Wie groß ist das Programm?

Die Programmvielfalt ist eines der wichtigsten Kriterien, ob Netflix auch in Deutschland durchstartet. Aber das Portal hat ein Problem: Die Rechte an einigen Serien und Filmen liegen hierzulange bei anderen. Ausgerechnet bei der Eigenproduktion "House of Cards" hält Sky die Rechte. Zwar hat Netflix die bei Sky schon ausgestrahlten ersten beiden Staffeln zum Start im Programm. Die kommende dritte Staffel wird aber zuerst bei Sky zu sehen sein.

Schon durchgesickert ist, dass Netflix zum Deutschlandstart zwei aus Kinofilmen adaptierte Serien zeigen wird: "Fargo" mit Billy Bob Thornton und Martin Freeman sowie "From Dusk til Dawn". Das klingt vielversprechender als das weitere bereits angekündigte Programm, bestehend aus "Stromberg", "Die Sendung mit der Maus" und Filmen mit Til Schweiger.

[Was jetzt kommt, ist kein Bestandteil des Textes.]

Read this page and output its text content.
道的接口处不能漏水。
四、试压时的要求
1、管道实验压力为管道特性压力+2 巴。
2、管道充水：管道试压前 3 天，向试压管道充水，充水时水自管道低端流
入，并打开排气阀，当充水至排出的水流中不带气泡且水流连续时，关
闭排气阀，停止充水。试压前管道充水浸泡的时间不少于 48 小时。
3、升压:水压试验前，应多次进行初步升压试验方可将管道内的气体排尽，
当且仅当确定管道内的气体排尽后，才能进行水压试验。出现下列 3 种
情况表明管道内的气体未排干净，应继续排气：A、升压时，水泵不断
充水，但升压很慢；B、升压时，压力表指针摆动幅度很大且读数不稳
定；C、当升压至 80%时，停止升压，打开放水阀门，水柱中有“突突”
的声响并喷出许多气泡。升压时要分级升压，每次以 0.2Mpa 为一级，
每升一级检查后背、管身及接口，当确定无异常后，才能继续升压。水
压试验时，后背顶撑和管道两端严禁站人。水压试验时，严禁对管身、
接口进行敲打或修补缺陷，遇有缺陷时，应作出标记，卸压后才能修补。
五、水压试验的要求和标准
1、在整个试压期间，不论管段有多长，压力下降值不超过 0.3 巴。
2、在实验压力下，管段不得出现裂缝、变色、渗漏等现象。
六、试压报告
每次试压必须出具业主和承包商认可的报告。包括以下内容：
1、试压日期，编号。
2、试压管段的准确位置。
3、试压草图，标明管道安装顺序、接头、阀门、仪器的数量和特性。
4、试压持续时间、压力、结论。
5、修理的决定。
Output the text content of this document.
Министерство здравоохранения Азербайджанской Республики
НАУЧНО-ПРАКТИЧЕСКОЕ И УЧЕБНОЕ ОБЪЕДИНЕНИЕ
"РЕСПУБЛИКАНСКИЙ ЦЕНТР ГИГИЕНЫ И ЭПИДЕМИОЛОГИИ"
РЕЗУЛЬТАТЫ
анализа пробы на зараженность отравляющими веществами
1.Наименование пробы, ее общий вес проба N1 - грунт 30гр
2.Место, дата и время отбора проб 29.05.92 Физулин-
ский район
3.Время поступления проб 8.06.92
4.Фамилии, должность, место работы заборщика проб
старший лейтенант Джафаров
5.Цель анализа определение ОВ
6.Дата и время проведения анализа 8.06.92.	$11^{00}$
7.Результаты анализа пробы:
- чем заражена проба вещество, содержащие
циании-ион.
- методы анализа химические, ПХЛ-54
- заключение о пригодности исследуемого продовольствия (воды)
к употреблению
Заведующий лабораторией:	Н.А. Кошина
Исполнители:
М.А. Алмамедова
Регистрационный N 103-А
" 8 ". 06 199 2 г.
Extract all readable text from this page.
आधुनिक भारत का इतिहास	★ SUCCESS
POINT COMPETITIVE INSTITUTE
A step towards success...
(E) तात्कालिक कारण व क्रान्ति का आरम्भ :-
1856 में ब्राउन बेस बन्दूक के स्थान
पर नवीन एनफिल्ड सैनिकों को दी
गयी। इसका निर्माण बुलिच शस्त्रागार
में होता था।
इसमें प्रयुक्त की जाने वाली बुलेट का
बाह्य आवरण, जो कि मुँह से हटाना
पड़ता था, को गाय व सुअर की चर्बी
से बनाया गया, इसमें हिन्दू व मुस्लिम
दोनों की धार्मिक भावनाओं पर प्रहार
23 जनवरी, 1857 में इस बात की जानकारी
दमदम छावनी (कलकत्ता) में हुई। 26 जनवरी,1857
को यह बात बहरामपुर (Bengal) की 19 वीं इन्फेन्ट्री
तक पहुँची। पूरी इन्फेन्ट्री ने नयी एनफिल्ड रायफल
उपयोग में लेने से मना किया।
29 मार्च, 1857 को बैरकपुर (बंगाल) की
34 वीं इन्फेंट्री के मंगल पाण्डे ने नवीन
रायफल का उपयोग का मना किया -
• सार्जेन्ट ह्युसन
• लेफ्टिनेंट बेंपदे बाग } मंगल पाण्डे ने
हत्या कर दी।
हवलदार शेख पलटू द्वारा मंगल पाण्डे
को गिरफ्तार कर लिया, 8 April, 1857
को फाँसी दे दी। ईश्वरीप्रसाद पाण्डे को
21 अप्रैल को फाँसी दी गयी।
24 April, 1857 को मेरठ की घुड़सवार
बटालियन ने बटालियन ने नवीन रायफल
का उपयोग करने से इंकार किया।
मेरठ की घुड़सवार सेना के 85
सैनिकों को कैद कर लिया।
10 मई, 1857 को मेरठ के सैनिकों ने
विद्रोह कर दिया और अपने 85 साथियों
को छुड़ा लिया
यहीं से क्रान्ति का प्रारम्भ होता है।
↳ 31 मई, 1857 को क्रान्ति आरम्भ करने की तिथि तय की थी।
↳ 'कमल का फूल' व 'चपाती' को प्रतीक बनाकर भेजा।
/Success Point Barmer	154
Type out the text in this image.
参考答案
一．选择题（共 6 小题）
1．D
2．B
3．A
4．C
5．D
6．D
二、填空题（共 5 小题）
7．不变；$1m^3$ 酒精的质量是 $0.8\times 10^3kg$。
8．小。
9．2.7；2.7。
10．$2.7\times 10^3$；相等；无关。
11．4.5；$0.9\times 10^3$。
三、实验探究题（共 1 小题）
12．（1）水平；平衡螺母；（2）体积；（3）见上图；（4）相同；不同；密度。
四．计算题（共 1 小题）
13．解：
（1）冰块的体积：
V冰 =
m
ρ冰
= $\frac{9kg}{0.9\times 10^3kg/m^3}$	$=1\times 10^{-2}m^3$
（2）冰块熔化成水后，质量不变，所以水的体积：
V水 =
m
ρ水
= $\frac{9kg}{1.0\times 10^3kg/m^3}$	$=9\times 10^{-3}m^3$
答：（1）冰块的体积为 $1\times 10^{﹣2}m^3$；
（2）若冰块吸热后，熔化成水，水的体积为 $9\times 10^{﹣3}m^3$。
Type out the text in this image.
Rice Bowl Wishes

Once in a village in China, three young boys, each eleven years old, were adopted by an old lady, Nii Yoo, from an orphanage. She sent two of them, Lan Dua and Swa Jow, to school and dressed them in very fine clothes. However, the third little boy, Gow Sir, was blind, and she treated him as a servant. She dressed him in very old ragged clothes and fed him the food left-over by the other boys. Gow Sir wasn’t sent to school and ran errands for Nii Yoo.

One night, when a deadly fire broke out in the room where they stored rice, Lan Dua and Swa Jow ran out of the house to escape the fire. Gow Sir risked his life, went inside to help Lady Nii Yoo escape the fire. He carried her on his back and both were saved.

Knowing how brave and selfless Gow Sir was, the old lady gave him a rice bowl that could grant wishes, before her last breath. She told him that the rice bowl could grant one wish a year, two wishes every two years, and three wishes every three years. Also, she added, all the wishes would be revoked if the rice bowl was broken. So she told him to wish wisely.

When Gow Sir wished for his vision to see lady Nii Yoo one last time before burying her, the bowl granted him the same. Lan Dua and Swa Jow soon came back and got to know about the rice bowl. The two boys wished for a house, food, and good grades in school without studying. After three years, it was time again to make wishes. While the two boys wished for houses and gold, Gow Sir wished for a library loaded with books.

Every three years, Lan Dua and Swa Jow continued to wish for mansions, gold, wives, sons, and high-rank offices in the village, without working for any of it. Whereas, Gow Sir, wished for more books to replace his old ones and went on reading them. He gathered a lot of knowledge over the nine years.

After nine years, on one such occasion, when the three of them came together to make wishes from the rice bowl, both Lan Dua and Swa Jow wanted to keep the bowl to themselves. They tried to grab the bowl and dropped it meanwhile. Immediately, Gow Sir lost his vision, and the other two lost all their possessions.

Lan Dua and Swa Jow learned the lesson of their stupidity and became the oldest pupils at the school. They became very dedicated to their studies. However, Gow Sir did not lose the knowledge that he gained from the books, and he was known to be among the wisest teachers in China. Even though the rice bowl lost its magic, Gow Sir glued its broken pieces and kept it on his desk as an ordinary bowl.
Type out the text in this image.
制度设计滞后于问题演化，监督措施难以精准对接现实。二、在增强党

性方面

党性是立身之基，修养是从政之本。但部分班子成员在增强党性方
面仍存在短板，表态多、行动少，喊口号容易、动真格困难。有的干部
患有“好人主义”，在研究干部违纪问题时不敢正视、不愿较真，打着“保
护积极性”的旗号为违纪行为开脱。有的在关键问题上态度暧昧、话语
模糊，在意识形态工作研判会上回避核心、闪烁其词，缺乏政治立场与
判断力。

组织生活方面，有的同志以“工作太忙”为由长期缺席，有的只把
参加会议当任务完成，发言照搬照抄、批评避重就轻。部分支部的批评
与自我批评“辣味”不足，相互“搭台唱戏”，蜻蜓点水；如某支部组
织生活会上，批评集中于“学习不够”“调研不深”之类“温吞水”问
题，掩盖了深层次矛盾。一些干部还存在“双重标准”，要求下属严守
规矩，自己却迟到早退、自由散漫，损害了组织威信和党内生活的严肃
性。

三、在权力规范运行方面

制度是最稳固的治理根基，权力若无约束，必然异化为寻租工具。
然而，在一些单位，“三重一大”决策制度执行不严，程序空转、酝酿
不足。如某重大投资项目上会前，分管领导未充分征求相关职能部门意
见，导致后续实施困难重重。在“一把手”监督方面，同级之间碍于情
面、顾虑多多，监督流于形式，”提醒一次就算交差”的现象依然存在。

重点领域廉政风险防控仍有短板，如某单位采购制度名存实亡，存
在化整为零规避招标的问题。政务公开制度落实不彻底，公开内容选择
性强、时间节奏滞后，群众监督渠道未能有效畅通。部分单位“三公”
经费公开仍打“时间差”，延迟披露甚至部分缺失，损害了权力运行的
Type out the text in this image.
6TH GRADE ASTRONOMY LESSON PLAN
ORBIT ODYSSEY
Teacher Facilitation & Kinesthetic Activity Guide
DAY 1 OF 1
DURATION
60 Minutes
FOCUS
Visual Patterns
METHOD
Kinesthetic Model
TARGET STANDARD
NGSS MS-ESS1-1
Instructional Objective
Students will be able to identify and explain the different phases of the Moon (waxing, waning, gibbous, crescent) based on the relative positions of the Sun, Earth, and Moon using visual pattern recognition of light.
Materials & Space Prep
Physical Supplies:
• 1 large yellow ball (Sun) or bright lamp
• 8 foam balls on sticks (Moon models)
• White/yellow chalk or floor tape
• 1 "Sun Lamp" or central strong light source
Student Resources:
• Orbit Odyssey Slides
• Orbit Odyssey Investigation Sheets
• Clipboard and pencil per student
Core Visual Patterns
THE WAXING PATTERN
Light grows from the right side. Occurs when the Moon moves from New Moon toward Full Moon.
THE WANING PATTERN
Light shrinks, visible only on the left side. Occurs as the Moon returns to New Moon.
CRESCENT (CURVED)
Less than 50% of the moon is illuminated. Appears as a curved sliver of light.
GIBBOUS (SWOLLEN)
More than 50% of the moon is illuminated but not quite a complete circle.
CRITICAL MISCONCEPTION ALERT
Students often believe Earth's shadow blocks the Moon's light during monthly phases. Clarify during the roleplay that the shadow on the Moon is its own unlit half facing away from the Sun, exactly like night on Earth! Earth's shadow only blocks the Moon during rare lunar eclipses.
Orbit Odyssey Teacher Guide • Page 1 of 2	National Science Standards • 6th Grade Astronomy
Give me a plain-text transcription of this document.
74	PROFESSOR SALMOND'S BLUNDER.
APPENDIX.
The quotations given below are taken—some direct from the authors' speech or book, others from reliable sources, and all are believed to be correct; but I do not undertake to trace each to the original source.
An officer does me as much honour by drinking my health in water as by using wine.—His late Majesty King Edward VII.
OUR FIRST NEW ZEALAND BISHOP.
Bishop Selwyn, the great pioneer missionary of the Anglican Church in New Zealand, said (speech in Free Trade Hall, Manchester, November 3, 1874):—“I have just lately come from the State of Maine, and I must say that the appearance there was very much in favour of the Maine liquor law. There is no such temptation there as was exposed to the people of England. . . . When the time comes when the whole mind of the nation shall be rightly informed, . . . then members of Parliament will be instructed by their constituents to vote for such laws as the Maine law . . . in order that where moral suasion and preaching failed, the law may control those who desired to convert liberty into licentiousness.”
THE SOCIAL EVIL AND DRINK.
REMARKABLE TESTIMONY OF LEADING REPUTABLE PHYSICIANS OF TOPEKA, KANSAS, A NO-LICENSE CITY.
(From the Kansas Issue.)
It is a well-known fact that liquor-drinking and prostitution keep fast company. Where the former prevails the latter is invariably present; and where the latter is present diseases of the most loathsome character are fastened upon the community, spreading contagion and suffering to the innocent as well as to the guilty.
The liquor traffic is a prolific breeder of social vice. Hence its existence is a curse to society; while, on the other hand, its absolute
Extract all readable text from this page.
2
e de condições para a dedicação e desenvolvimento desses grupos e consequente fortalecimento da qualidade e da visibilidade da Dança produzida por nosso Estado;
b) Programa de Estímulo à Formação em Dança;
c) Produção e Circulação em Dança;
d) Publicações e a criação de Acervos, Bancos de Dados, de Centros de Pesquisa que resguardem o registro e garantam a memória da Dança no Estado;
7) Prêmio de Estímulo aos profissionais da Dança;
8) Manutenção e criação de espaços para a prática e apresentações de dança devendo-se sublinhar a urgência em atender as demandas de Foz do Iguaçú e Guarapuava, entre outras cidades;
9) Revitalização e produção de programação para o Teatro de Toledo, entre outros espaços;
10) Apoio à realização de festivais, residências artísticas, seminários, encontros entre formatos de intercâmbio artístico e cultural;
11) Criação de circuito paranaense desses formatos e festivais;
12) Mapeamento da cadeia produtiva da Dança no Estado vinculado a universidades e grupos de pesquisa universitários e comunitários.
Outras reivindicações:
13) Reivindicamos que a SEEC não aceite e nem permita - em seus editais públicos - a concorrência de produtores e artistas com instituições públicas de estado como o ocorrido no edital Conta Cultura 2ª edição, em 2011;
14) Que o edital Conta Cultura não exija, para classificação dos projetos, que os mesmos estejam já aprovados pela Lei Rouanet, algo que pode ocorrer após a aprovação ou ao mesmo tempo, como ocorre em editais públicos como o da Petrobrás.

Da muss Netflix deutlich mehr bieten, um spannend zu sein. Im Vorfeld kündigte das US-Portal zwar an, auch in Deutschland eigene Serien produzieren zu wollen. Details wurden aber nicht bekannt – in Frankreich dagegen ist die Miniserie "Marseille" für 2015 schon angekündigt.

Quantität und Qualität

Wie viele Filme und Serien Netflix insgesamt im Angebot haben wird, verrieten die Macher noch nicht. Zum Vergleich: Bei Amazon Prime Instant Video haben Kunden Zugriff auf 12.000 Serienfolgen oder Filme, bei Watchever sind es 12.500 und bei Sky Snap 5.000. Maxdome liefert rund 4.000 Episoden und Filme, hat aber vor dem Netflix-Start schnell 1.000 Stunden zusätzliches Programm angekündigt.

Es ist aber nicht nur die reine Menge, die entscheidend ist, sondern die Qualität. Denn längst nicht alle der Inhalte bei den Portalen sind hochkarätig – und brandneu. Oder man muss extra zahlen: Maxdome oder Amazon zum Beispiel haben auch bekanntere Filme im Einzelabruf, die nicht in den Paketen ausleihbar sind. Die aktuellen Kino-Blockbuster finden sich meist erst knapp ein Jahr nach dem Kinostart in den Inklusivpaketen der Online-Videotheken. Aber auch nicht alle.

Bei sämtlichen Anbietern gibt es auch viele mittelmäßige Produktionen. Auch sind nicht alle bekannten Serien vorhanden – oder es fehlen ganze Staffeln. Die angesagte Fantasyserie "Game of Thrones" des US-Bezahlsenders HBO etwa sucht man bei fast allen Diensten vergeblich. Auch bei Netflix wird es sie nicht geben, denn HBO streamt seine Serien – wie auch "True Blood" – lieber selbst. Nur bei Sky Snap gibt es dank einer Kooperation mit HBO die erste Staffel, die übrigen vier fehlen. Snap will aber, wohl in Reaktion auf die neue Konkurrenz, bald mehr HBO-Produktionen zeigen.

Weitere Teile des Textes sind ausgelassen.